VMK, a new technology company based in Brazzaville, Congo, is set to introduce Africa’s first tablet computer. Way C is the first tablet entirely designed in Africa. The tablet uses Android 2.3, promises 512 MB RAM, 1.2 Ghz processor, 4GB internal memory, and supports wi-fi. The tablet will cost less than £200 and will be distributed in Congo, Senegal, Kenya, Gabon, Cameroon, Ivory Coast, DR Congo and Belgium. Vérone Mankou, VMK’s CEO, answered our questions.
Why did you work on a tablet?
We were looking for solutions to allow many people access the internet. We realized that a tablet was the ideal product. It is easy to carry and it is possible to use it even when power is not readily available. The wireless capability, later on we shall add 3G, allows users to link to a number of providers. These are the reasons that made us choose the tablet.

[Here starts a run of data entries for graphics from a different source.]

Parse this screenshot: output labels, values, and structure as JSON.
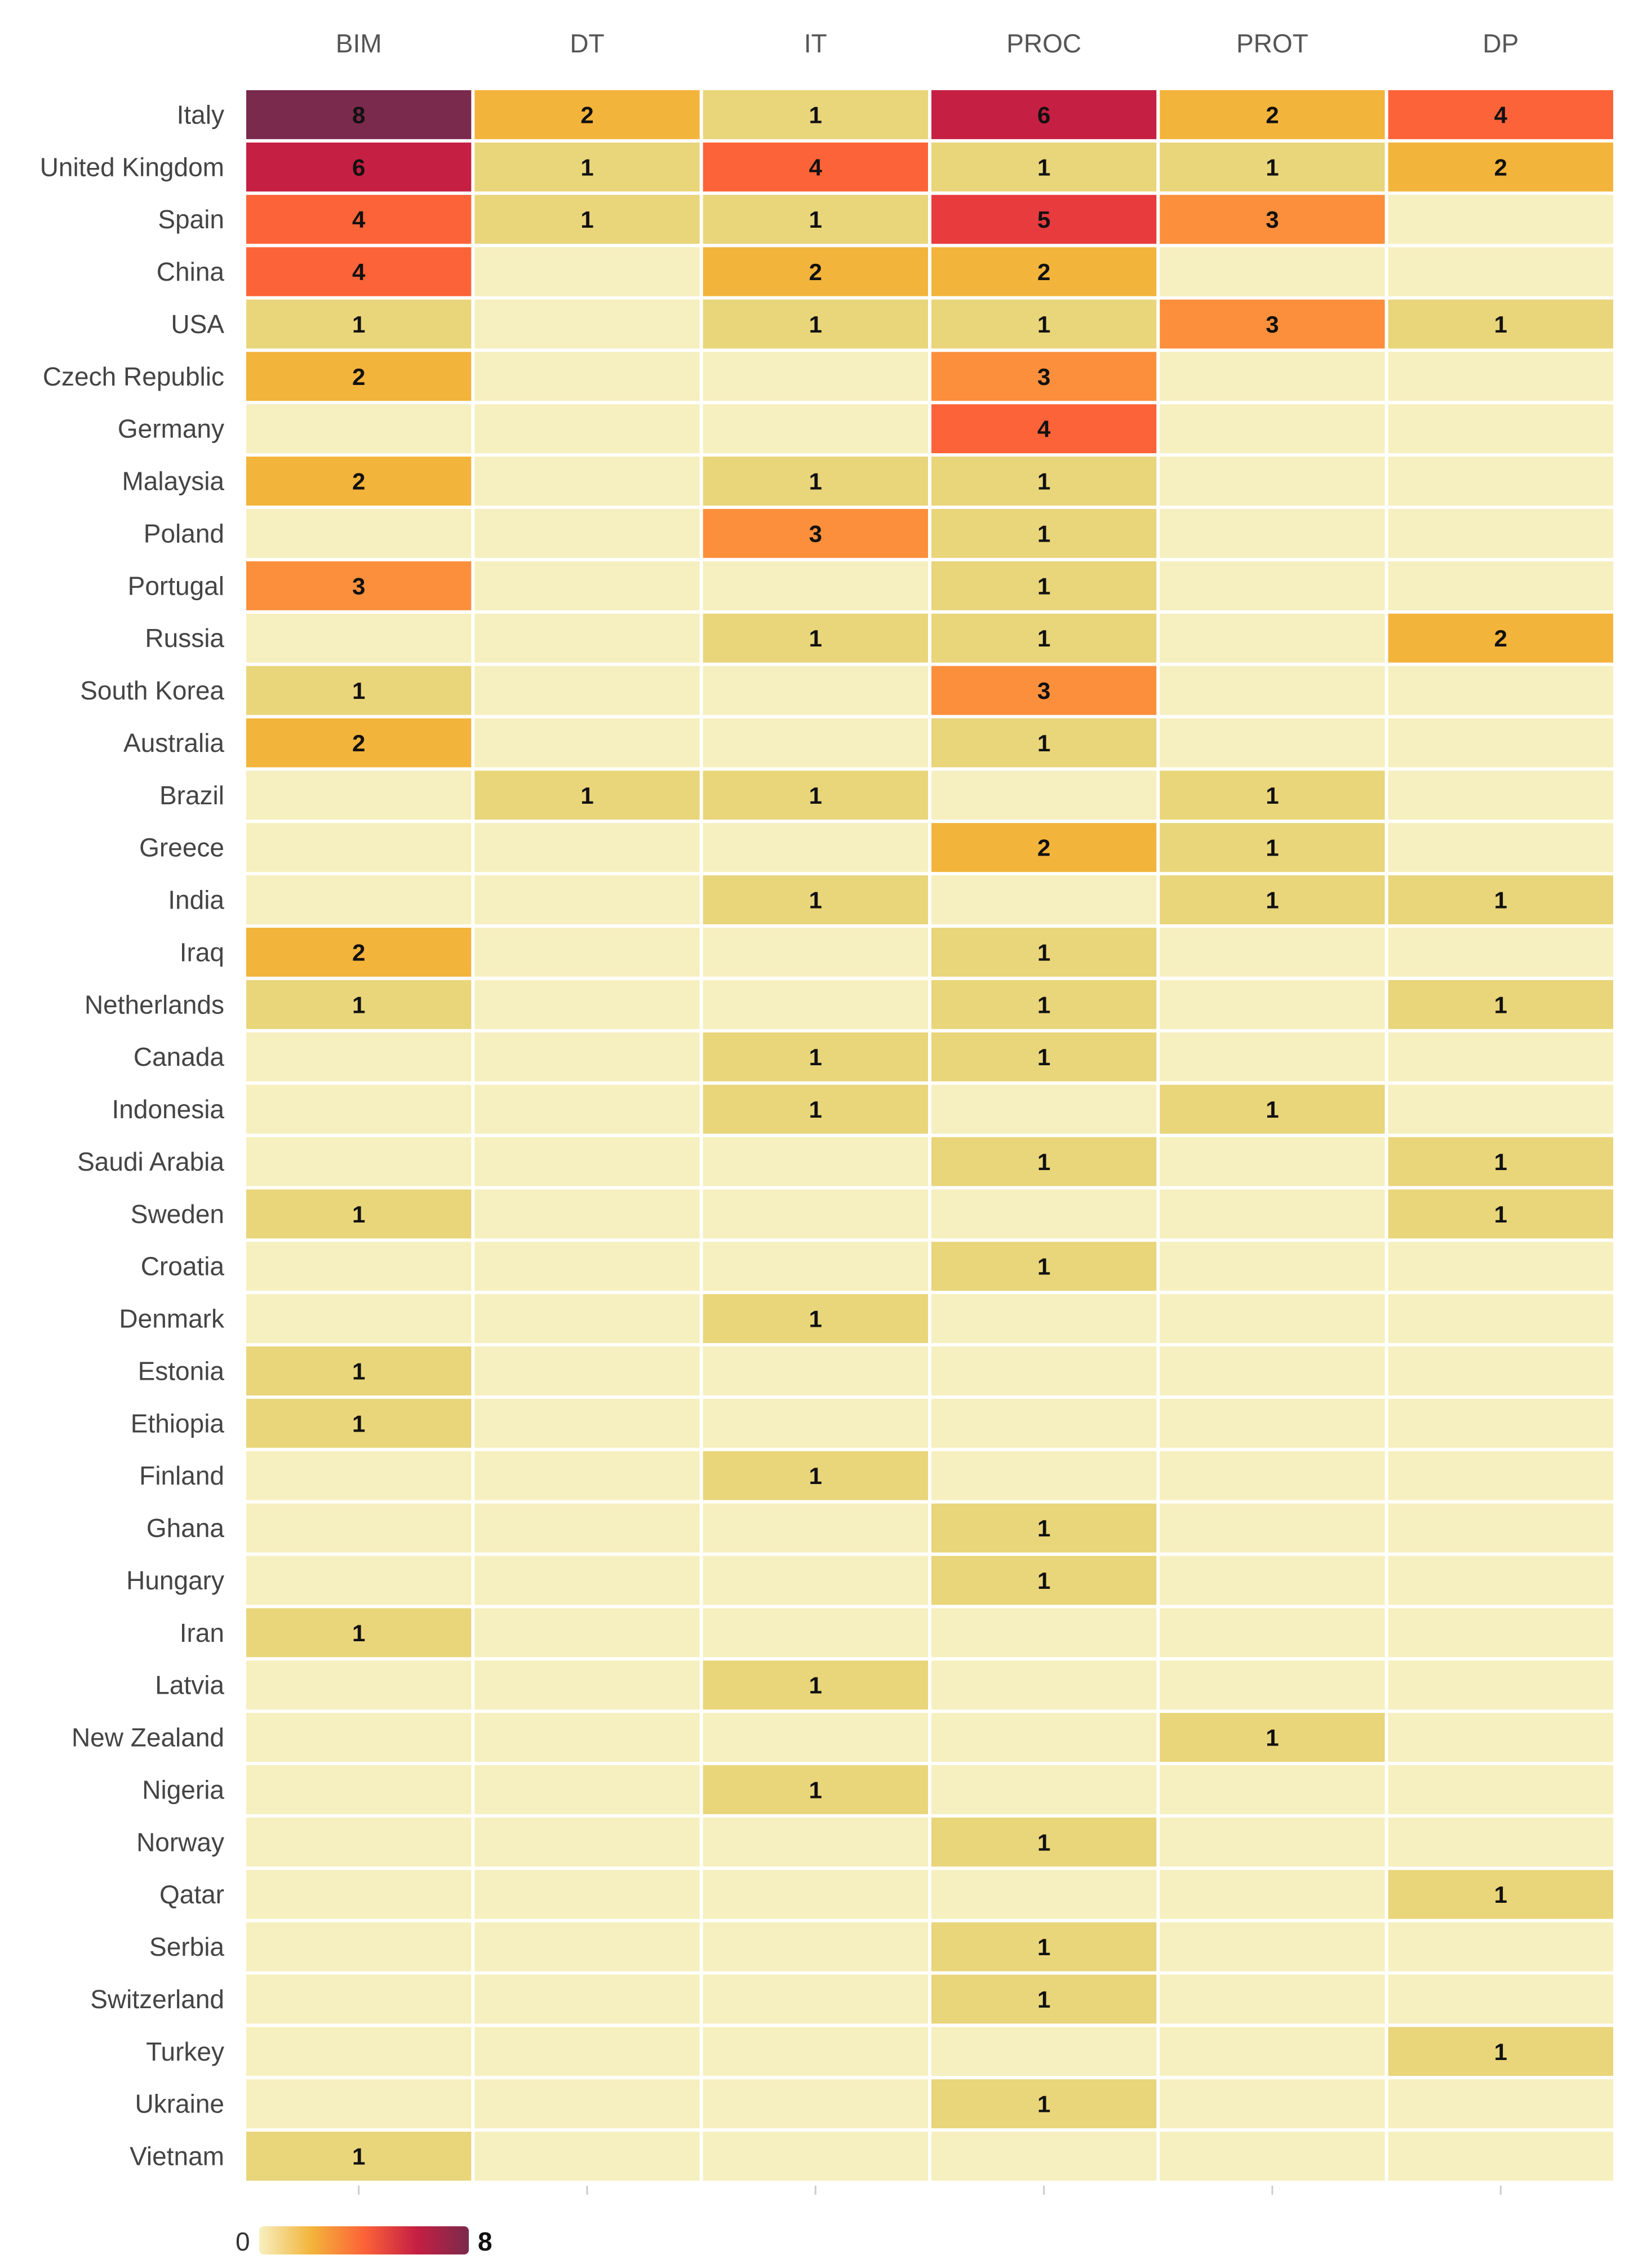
{
  "chart_data": {
    "type": "heatmap",
    "title": "",
    "columns": [
      "BIM",
      "DT",
      "IT",
      "PROC",
      "PROT",
      "DP"
    ],
    "rows": [
      "Italy",
      "United Kingdom",
      "Spain",
      "China",
      "USA",
      "Czech Republic",
      "Germany",
      "Malaysia",
      "Poland",
      "Portugal",
      "Russia",
      "South Korea",
      "Australia",
      "Brazil",
      "Greece",
      "India",
      "Iraq",
      "Netherlands",
      "Canada",
      "Indonesia",
      "Saudi Arabia",
      "Sweden",
      "Croatia",
      "Denmark",
      "Estonia",
      "Ethiopia",
      "Finland",
      "Ghana",
      "Hungary",
      "Iran",
      "Latvia",
      "New Zealand",
      "Nigeria",
      "Norway",
      "Qatar",
      "Serbia",
      "Switzerland",
      "Turkey",
      "Ukraine",
      "Vietnam"
    ],
    "values": [
      [
        8,
        2,
        1,
        6,
        2,
        4
      ],
      [
        6,
        1,
        4,
        1,
        1,
        2
      ],
      [
        4,
        1,
        1,
        5,
        3,
        0
      ],
      [
        4,
        0,
        2,
        2,
        0,
        0
      ],
      [
        1,
        0,
        1,
        1,
        3,
        1
      ],
      [
        2,
        0,
        0,
        3,
        0,
        0
      ],
      [
        0,
        0,
        0,
        4,
        0,
        0
      ],
      [
        2,
        0,
        1,
        1,
        0,
        0
      ],
      [
        0,
        0,
        3,
        1,
        0,
        0
      ],
      [
        3,
        0,
        0,
        1,
        0,
        0
      ],
      [
        0,
        0,
        1,
        1,
        0,
        2
      ],
      [
        1,
        0,
        0,
        3,
        0,
        0
      ],
      [
        2,
        0,
        0,
        1,
        0,
        0
      ],
      [
        0,
        1,
        1,
        0,
        1,
        0
      ],
      [
        0,
        0,
        0,
        2,
        1,
        0
      ],
      [
        0,
        0,
        1,
        0,
        1,
        1
      ],
      [
        2,
        0,
        0,
        1,
        0,
        0
      ],
      [
        1,
        0,
        0,
        1,
        0,
        1
      ],
      [
        0,
        0,
        1,
        1,
        0,
        0
      ],
      [
        0,
        0,
        1,
        0,
        1,
        0
      ],
      [
        0,
        0,
        0,
        1,
        0,
        1
      ],
      [
        1,
        0,
        0,
        0,
        0,
        1
      ],
      [
        0,
        0,
        0,
        1,
        0,
        0
      ],
      [
        0,
        0,
        1,
        0,
        0,
        0
      ],
      [
        1,
        0,
        0,
        0,
        0,
        0
      ],
      [
        1,
        0,
        0,
        0,
        0,
        0
      ],
      [
        0,
        0,
        1,
        0,
        0,
        0
      ],
      [
        0,
        0,
        0,
        1,
        0,
        0
      ],
      [
        0,
        0,
        0,
        1,
        0,
        0
      ],
      [
        1,
        0,
        0,
        0,
        0,
        0
      ],
      [
        0,
        0,
        1,
        0,
        0,
        0
      ],
      [
        0,
        0,
        0,
        0,
        1,
        0
      ],
      [
        0,
        0,
        1,
        0,
        0,
        0
      ],
      [
        0,
        0,
        0,
        1,
        0,
        0
      ],
      [
        0,
        0,
        0,
        0,
        0,
        1
      ],
      [
        0,
        0,
        0,
        1,
        0,
        0
      ],
      [
        0,
        0,
        0,
        1,
        0,
        0
      ],
      [
        0,
        0,
        0,
        0,
        0,
        1
      ],
      [
        0,
        0,
        0,
        1,
        0,
        0
      ],
      [
        1,
        0,
        0,
        0,
        0,
        0
      ]
    ],
    "value_range": [
      0,
      8
    ],
    "legend": {
      "min_label": "0",
      "max_label": "8",
      "placement": "bottom-left"
    },
    "colors": {
      "0": "#f6efbf",
      "1": "#e9d57a",
      "2": "#f3b43b",
      "3": "#fb8f3c",
      "4": "#fc6338",
      "5": "#e73b3e",
      "6": "#c51f43",
      "8": "#7a2a4c"
    },
    "legend_gradient": [
      "#f6efbf",
      "#f3b43b",
      "#fc6338",
      "#c51f43",
      "#7a2a4c"
    ]
  }
}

You speak of an African tablet, yet production is done in China …
All tablets are produced in China. Ipad is produced in China, Blackberry is produced there. Why do they call them American or Canadians? The Way C is an African tablet; those who do not agree are simply Afro-pessimists. Besides, we are planning to bring production is Africa, it is not impossible.
How did you finance development and production?
This was the hardest part. It took us two years to collect enough funds to research and develop the idea. We are now in the production phase, and we still need financing. We are now discussing with the government to see if they could contribute to the running costs. We are also talking to private investors.
When will the tablet hit the market?
The exact date is not yet established. We have some hitches with the logistic to import the tablets from China and distribute them to outlets in time. In any case, the tablet will be available by November 15.
Do you think the Congolese and other people will be able to buy the tablet?
Yes, we already have a few thousands confirmed bookings. Besides, in Congo, the cheapest tablet is the one produced by Samsung, and it costs more than the double of our product. To many users, our tablet is a real bonanza. If there is the desire and the need to have a tablet, then many will buy the Way C, which is cheaper and designed to work in Africa.
Are you afraid of competition from the mobile communication front?
I shall quote a person who left us recently: Steve Jobs. When he introduced the first iPad he underscored that that product was nor a computer nor a telephone. A tablet can substitute neither. We might have some competition with mobile phones, but it will not be much.
What prompted you to invest in this venture?
I always believed we African cannot remain consumers for ever. We need to become producers. This is the vision that supported me since the beginning. We African should believe more in our potential. Many Africans have done great things. We must continue in this path. Young people should be aware of the difficulties to work, to finance projects. Yet, the most important thing is to believe in your ideas and make a first step towards their realization.